Other
Fast Most Similar Neighbor (MSN) classifiers for Mixed Data
Fecha
2010-09-30Registro en:
Revista Computación y Sistemas; Vol. 14 No.1
1405-5546
Autor
Hernández Rodríguez, Selene
Institución
Resumen
Abstract. The k nearest neighbor (k-NN) classifier has been extensively used in Pattern Recognition because of its simplicity and its good performance. However, in large datasets applications, the exhaustive k-NN classifier becomes impractical. Therefore, many fast k-NN classifiers have been developed; most of them rely on metric properties (usually the triangle inequality) to reduce the number of prototype comparisons. Hence, the existing fast k-NN classifiers are applicable only when the comparison function is a metric (commonly for numerical data).

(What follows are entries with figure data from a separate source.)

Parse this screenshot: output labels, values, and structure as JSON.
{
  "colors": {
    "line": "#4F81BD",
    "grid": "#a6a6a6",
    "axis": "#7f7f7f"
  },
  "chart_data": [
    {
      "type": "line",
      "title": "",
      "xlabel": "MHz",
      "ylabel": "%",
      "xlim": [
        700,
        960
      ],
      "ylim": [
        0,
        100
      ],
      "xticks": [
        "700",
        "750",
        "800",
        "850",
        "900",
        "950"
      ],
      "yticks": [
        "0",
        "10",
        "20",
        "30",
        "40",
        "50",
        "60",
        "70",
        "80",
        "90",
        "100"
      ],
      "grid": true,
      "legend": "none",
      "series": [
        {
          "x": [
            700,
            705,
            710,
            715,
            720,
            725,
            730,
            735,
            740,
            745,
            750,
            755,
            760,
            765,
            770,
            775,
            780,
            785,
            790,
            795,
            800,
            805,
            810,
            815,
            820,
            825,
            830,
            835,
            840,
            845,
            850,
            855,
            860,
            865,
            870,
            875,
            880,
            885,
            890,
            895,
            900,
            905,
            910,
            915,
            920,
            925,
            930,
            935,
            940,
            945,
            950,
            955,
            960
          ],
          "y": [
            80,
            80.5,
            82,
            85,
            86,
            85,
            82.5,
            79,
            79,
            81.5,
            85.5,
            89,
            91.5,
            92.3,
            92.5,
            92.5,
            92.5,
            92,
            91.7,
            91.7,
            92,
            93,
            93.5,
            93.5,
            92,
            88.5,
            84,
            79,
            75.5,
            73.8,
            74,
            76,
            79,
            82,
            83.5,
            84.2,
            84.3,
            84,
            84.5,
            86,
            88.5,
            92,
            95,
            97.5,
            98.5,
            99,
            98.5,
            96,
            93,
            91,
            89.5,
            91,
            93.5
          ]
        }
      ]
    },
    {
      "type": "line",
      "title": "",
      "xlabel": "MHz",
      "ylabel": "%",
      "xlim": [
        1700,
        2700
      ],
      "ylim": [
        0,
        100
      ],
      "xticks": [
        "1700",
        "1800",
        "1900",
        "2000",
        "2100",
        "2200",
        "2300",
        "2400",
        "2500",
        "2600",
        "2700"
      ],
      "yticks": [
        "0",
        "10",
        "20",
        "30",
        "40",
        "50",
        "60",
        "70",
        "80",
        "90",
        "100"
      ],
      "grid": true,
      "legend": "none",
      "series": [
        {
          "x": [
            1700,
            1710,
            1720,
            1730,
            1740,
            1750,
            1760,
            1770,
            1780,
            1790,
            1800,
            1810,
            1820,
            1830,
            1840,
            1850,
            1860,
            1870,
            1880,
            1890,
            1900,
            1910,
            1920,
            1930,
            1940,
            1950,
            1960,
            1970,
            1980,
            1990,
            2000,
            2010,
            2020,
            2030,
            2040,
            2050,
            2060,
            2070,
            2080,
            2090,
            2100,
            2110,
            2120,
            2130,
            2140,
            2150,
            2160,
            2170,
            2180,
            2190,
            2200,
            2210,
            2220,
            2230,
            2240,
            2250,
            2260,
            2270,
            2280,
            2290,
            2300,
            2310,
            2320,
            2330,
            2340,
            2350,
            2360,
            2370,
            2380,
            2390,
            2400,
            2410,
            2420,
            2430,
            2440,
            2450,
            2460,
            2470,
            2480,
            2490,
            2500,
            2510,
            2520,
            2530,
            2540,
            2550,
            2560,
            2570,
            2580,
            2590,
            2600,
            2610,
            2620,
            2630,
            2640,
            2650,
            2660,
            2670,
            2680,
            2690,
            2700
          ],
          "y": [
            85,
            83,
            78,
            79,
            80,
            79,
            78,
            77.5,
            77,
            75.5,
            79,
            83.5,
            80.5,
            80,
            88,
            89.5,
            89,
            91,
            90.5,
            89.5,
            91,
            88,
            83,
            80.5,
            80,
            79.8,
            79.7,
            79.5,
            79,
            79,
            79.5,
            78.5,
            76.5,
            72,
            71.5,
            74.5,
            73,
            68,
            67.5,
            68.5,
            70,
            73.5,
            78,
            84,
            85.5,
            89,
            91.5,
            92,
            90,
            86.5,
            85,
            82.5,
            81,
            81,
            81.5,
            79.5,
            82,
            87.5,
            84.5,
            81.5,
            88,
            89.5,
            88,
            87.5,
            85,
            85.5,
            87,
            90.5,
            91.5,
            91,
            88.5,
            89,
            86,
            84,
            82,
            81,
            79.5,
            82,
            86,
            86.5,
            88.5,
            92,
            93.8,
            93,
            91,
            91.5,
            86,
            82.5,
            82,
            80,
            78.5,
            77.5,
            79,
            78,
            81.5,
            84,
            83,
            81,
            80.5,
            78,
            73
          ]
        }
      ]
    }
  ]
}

However, in some sciences such as Medicine, Geology, Sociology, etc., the prototypes are usually described by qualitative and quantitative features (mixed data). In these cases, the comparison function does not necessarily satisfy metric properties. For this reason, it is important to develop fast k most similar neighbor (k-MSN) classifiers for mixed data, which use non metric comparisons functions. In this thesis, four fast k-MSN classifiers, following the most successful approaches, are proposed. The experiments over different datasets show that the proposed classifiers significantly reduce the number of prototype comparisons.